Take Scandium and Titanium, for instance, which in their neutral states have the configurations [Ar]3d1 4s2 and [Ar]3d2 4s2, respectively. Upon ionization, particularly when forming +3 ions, these elements lose their outermost 4s electrons first, and then the required number of 3d electrons to achieve a positive charge of +3. This process is crucial to understanding how these ions interact with light, as the presence or absence of 3d electrons affects the way they absorb and emit light.

Ionization is the process by which an atom or molecule acquires a positive or negative charge by gaining or losing electrons. For transition metals, the ionization process often includes the loss of 4s electrons before 3d electrons despite the 3d orbitals being filled first.
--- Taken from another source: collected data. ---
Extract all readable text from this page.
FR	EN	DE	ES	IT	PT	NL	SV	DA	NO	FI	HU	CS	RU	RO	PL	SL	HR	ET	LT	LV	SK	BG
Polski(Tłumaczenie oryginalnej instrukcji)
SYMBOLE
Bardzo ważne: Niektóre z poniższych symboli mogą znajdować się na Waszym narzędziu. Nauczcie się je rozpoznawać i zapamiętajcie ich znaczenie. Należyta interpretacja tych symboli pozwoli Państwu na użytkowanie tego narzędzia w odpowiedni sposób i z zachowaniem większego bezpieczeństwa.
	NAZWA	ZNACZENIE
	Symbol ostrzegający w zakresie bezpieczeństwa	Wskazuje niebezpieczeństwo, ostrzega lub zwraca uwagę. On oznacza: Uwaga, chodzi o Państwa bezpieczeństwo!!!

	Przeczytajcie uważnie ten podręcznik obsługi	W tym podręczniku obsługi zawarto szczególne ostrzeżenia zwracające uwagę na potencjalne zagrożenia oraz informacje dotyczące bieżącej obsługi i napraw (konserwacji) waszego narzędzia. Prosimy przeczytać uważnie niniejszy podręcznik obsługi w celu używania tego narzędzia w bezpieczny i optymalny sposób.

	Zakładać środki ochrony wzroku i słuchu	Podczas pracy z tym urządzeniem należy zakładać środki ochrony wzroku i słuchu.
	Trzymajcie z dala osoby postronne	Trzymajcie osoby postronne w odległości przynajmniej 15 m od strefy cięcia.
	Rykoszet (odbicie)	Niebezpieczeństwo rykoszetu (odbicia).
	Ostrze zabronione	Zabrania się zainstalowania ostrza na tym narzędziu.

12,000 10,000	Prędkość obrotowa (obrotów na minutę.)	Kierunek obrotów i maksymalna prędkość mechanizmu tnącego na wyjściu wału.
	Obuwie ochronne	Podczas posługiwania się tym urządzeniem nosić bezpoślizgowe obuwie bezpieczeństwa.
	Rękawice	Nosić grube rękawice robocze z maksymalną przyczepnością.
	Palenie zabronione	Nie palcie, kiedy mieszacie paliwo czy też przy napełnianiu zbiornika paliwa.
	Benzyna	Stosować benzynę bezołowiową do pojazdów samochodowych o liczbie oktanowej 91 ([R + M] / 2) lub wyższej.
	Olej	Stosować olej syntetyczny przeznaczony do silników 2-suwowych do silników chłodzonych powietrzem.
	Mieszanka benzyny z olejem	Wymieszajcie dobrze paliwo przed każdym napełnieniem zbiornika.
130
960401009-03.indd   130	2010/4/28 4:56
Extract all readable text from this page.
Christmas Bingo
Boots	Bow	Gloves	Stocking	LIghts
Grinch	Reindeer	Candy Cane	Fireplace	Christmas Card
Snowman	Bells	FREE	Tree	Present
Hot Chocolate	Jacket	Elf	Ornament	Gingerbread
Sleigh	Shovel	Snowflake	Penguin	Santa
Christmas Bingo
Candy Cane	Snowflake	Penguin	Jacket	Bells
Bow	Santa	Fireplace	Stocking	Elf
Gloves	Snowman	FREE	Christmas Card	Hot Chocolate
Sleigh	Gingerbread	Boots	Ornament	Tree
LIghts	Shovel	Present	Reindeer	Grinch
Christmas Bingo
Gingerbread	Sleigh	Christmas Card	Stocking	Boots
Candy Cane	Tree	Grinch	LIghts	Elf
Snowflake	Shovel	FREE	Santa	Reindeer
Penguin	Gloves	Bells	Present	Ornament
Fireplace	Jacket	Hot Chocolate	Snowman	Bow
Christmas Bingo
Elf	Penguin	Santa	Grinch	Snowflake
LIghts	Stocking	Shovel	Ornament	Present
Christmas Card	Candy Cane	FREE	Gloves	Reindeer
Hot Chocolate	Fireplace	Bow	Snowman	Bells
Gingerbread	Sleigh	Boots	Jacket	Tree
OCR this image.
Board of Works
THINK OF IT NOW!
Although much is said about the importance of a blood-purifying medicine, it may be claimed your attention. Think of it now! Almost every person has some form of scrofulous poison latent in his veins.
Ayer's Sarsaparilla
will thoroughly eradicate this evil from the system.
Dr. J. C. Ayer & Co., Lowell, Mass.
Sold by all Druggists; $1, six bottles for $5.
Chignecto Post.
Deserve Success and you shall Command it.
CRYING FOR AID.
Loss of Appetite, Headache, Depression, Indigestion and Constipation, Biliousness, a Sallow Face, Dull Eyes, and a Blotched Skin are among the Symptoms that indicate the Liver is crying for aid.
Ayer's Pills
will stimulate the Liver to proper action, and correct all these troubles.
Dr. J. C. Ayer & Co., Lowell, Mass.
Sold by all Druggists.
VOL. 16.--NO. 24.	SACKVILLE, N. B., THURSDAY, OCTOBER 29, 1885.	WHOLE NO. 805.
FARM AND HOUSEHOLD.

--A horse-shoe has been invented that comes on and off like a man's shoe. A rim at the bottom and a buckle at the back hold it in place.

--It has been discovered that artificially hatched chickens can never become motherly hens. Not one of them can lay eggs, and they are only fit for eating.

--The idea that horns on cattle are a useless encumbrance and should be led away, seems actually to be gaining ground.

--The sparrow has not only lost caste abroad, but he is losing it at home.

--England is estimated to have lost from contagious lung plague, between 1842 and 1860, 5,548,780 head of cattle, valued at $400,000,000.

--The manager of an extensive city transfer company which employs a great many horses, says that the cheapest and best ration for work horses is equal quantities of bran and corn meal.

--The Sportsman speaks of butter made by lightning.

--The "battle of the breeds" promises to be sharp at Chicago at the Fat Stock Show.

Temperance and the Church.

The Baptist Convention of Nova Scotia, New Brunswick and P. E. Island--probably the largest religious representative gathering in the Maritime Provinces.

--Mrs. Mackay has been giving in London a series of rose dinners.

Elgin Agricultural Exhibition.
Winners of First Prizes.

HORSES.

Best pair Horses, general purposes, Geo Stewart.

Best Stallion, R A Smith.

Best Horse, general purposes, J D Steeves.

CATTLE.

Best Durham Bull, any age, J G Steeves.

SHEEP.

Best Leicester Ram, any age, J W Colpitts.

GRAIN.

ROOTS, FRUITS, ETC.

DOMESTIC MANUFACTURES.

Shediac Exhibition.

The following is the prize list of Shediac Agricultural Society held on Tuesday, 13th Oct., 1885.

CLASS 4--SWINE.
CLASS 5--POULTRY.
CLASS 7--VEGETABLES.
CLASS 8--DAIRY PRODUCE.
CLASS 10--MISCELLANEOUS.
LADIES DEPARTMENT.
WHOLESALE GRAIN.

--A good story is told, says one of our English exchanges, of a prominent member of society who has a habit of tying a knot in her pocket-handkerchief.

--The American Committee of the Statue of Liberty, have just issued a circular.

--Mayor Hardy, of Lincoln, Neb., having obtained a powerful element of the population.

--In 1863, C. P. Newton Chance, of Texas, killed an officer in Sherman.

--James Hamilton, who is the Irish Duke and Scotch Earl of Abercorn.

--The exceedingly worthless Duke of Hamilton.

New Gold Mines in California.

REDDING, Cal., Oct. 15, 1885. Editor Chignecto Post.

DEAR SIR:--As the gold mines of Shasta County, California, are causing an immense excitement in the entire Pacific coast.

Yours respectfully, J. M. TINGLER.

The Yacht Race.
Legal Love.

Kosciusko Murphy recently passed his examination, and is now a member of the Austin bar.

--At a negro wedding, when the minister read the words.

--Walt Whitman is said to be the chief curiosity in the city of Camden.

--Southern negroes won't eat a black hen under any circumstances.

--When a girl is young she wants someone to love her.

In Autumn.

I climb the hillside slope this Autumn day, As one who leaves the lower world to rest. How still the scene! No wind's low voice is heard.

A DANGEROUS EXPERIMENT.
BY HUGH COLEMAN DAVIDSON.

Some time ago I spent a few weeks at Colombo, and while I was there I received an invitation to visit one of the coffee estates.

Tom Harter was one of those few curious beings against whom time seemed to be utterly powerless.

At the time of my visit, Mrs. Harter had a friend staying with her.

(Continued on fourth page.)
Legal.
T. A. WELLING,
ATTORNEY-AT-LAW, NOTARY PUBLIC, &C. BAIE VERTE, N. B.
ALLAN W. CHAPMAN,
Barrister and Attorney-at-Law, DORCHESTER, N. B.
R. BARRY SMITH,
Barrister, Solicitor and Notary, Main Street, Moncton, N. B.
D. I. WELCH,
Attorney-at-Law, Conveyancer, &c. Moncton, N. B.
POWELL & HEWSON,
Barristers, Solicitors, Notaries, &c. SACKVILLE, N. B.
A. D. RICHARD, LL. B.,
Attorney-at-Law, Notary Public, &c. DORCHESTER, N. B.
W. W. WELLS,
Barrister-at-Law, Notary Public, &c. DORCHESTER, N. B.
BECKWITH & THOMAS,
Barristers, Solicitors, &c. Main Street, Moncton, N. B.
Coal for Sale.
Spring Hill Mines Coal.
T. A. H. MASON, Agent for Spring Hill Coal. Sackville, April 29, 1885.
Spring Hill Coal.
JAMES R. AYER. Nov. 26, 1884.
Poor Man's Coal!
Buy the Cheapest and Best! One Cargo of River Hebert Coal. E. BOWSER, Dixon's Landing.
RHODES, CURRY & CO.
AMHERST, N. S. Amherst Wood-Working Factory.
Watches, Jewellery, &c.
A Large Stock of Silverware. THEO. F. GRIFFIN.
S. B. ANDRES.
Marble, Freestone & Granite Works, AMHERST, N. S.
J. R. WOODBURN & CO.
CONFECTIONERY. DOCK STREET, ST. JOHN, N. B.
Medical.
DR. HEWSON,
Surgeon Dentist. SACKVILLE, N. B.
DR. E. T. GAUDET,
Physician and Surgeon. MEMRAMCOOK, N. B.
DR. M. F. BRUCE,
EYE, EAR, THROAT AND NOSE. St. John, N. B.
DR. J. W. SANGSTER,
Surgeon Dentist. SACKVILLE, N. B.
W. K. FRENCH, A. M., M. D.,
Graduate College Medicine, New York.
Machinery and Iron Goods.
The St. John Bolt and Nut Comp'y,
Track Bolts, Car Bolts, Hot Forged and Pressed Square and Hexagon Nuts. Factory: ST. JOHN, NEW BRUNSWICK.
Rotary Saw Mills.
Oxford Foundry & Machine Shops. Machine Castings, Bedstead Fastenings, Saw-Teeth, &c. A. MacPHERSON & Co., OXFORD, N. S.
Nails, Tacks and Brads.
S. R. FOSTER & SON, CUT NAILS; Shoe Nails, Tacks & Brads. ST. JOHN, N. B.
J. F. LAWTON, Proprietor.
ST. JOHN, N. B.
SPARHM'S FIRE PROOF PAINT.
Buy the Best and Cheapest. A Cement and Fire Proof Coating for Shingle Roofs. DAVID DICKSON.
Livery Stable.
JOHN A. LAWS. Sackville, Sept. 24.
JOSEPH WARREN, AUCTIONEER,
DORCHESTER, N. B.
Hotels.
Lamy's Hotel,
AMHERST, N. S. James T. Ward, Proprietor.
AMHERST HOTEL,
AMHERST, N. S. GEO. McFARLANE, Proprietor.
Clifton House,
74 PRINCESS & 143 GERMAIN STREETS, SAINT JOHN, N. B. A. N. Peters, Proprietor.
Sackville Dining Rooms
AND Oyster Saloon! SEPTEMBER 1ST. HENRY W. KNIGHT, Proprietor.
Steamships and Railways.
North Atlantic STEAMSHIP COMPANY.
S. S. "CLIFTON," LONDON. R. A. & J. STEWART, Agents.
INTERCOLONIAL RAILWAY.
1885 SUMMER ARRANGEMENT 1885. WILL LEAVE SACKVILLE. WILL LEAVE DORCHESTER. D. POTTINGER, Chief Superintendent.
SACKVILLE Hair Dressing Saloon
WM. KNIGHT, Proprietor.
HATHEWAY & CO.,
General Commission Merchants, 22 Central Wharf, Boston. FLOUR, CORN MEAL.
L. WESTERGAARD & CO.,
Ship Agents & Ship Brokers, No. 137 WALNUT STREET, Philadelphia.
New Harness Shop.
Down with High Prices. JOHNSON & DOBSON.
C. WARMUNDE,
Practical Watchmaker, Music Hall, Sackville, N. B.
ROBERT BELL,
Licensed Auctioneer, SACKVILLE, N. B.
This is due to the 4s electrons having a higher energy level compared to the 3d electrons once the atom is in its ground state.

The specific case of Sc^3+ and Ti^3+ illustrates this point. Scandium loses its three outermost electrons -- two from the 4s subshell and one from the 3d subshell. Titanium, on the other hand, loses two 4s electrons and just two of its 3d electrons. This difference in electron configuration post-ionization plays a pivotal role in the color manifestation of their compounds.

The color in compounds, especially those of transition metals, often stems from d-d electron transitions. These are transitions of an electron from one d-orbital to another within the same atom. In the context of Sc^3+ having a [Ar] configuration with no d electrons, there are no available d orbitals for such transitions; thus, no visible light is absorbed, rendering the compounds colorless.

Conversely, Ti^3+ retains a single d electron in its configuration ([Ar]3d1). This lone electron can be excited to a higher energy d orbital when the ion absorbs certain wavelengths of light. The wavelengths not absorbed are reflected or transmitted, and the compound appears colored as a result of this selective light absorption. This fascinating interplay between electron configuration and light interaction gives rise to the vivid and diverse colors of many transition metal compounds.